The terminal side of an angle theta in standard position coincides with the line y=1/2x in quadrant I. find sin theta to the nearest thousandth.

Answer 1

is this
\[y= \frac{1}{2}x \]

Answer 2

Yes.

Answer 3

I would pick a nice number for x (2 comes to mind) and plot the (x,y) pair
now we have the same problem as the others

Answer 4

notice that they say quadrant I

(because the line extends into quadrant III , they have to tell us which way to go on the line)

Answer 5

ok so.

Answer 6

yes, except it is hard to read (it looks like it's in code)

Answer 7

So then it would 1/1/sqrt(5) so because it wants it in decimal form the answer would be .444?

Answer 8

lol!

Answer 9

how did you get 0.444?

Answer 10

sorry I meant .447.

Answer 11

sin A = 1/sqrt(5)
(not 1/1/sqrt(5) )
but you must know that because you got 0.447 which is correct

Answer 12

oh.. I did 1/1/sqrt(5) and then switched it to 1/sqrt(5) because of the reciprical of 1/sqrt(5).

Answer 13

Does what I did make sense or did I do something and just happen to get the correct answer?

Answer 14

first, you should use the idea that a reciprocal is the number flipped. (Less chance of making a mistake)

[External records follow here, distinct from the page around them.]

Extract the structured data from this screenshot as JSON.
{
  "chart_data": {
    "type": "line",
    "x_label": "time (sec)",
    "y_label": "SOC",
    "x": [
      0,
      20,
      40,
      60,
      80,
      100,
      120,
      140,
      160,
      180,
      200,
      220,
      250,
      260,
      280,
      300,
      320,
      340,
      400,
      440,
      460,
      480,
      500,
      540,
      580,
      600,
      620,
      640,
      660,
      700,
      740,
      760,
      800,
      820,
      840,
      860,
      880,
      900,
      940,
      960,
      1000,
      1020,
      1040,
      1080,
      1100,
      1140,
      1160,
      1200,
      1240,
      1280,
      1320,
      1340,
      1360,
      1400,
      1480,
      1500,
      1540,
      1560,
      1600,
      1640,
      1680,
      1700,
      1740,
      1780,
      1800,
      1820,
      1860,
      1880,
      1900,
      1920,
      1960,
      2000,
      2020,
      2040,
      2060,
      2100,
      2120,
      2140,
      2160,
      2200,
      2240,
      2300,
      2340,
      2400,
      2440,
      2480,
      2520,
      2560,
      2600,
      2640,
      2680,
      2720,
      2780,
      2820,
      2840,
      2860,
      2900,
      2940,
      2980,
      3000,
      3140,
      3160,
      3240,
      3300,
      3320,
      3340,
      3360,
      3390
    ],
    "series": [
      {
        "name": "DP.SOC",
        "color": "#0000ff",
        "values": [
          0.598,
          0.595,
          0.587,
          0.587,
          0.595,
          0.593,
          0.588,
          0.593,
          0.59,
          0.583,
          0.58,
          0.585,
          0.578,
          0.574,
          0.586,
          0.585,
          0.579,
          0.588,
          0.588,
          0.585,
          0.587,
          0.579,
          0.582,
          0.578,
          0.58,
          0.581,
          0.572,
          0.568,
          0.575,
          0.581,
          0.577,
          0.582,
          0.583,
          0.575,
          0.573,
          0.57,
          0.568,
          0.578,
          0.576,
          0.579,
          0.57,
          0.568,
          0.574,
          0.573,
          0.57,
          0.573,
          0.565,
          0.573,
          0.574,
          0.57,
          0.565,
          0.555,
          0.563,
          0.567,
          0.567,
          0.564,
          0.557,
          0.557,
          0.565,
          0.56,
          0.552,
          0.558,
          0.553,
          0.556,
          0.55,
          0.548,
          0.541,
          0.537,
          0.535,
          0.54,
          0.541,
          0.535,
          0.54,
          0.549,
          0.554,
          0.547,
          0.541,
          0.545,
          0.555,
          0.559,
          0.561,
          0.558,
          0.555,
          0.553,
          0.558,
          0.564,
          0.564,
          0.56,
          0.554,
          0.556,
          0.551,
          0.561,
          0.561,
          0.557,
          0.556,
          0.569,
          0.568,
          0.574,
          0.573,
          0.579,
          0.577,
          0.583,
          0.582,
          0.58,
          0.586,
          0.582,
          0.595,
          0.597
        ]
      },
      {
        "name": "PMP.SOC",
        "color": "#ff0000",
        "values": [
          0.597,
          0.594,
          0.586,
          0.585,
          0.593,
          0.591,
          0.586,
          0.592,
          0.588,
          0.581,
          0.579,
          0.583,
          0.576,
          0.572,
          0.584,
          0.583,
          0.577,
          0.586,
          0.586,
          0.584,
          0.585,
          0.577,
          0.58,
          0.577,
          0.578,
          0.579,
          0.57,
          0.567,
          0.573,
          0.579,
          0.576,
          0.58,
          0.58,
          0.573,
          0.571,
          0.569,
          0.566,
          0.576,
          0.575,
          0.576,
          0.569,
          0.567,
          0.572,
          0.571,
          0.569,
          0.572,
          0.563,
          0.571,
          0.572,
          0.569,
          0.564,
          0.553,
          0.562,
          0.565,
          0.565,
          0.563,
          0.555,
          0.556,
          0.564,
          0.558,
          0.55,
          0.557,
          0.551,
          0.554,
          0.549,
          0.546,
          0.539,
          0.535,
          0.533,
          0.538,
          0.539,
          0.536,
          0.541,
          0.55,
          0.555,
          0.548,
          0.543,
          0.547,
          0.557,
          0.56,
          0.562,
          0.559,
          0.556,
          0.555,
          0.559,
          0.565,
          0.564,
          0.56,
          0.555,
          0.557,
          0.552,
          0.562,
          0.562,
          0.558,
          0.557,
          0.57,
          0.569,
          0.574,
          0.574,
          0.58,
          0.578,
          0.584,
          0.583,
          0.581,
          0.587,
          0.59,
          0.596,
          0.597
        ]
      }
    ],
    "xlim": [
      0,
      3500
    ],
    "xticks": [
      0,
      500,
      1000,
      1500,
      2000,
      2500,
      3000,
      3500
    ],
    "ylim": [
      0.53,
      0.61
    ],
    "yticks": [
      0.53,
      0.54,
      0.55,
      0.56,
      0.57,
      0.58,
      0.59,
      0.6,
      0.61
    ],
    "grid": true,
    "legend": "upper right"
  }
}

second, in this problem they want the sin A so just use the definition of sin A
sin A= opp/hyp = 1/sqrt(5)
no flip involved

Answer 15

Oh. I guess I was still using csc. So I thought that it was 1/sin A and I did the reciprocal but I am not sure why.. Now that you explained that.

Answer 16

Ok. Thank you so much!

Answer 17

I assume you now know that
1/1/sqrt(5) and then switched it to 1/sqrt(5) is not correct

1/1/sqrt(5) is sqrt(5)

If you wanted the csc A and you know sin A= 1/sqrt(5) then flip to get sqrt(5)/1= sqrt(5)

Answer 18

Yes. Now I understand what I did wrong even though I happened upon the correct answer.